D’autres propositions qui concernent les transports ou le logement peuvent nécessiter une modification du droit pénal. Mais ces modifications ne peuvent être introduites par référendum : dans notre système institutionnel c’est le pouvoir législatif qui a autorité pour modifier le droit pénal en matière de crime et de délit. Le pouvoir législatif est source du droit pénal. Chronologiquement il faut que le référendum soit suivi de propositions ou de projets de loi qui introduisent des modifications dans le code pénal ou bien dans d’autres codes (car toute la loi pénale n’est pas contenue dans le seul code pénal).

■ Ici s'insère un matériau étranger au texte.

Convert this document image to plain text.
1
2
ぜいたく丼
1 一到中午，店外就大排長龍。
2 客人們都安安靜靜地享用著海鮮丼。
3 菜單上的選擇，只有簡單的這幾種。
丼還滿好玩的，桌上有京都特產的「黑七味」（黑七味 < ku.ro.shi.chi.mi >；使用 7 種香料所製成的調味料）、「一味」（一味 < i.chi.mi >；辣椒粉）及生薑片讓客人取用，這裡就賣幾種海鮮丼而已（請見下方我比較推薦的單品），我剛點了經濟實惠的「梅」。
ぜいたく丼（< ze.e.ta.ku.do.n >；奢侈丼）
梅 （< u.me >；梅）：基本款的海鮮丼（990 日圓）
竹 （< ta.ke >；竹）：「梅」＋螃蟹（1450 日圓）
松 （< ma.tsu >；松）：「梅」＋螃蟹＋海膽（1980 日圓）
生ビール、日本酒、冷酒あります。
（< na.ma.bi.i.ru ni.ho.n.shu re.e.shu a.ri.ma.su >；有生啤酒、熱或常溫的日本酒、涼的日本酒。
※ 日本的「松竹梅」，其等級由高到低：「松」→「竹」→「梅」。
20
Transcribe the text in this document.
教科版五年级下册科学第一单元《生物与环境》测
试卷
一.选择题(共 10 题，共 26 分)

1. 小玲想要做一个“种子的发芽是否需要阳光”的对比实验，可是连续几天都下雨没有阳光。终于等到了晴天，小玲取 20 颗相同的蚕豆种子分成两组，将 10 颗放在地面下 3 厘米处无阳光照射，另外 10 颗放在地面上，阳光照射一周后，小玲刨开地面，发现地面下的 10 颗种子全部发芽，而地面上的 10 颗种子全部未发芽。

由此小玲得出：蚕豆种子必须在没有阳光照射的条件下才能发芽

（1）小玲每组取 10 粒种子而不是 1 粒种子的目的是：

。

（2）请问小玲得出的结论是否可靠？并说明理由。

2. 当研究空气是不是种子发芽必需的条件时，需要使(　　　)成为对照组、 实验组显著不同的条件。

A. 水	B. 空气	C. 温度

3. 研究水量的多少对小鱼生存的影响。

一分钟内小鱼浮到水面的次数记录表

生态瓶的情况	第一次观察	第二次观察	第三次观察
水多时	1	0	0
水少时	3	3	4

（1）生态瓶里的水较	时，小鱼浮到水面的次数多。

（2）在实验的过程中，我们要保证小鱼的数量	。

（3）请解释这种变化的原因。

Quant au crime d’écocide, rappelons que le Sénat avait voté contre une proposition de loi émanant de sénateurs visant à introduire le crime d’écocide en droit français. La proposition de loi définissait le crime d’écocide en son article permier comme « le fait de porter atteinte de façon grave et durable à l’environnement et aux conditions d’existence d’une population, en exécution d’une action concertée tendant à la destruction ou à la dégradation totale ou partielle d’un écosystème ».. Voir notre article publié en mai 2019
En octobre 2019, une proposition de loi émanant cette fois de députés de l’Assemblée nationale a soumis un texte visant à la reconnaissance du crime d’écocide. La proposition de loi a été rejetée par l’Assemblée nationale le 19 décembre 2019. le texte visait aussi à alourdir la sanction pénale. Le dossier législatif, et notamment le rapport de la Commission des lois constitutionnelles, de la législation et de l’administration générale de la République, fait un point très éclairant sur la notion d’écocide en droit international et en droit interne.

Le droit de l’environnement est-il suffisamment contraignant ? Le rapport cité plus haut évoque un droit "imparfait", peu efficient, "un droit pénal épars et peu opérationnel".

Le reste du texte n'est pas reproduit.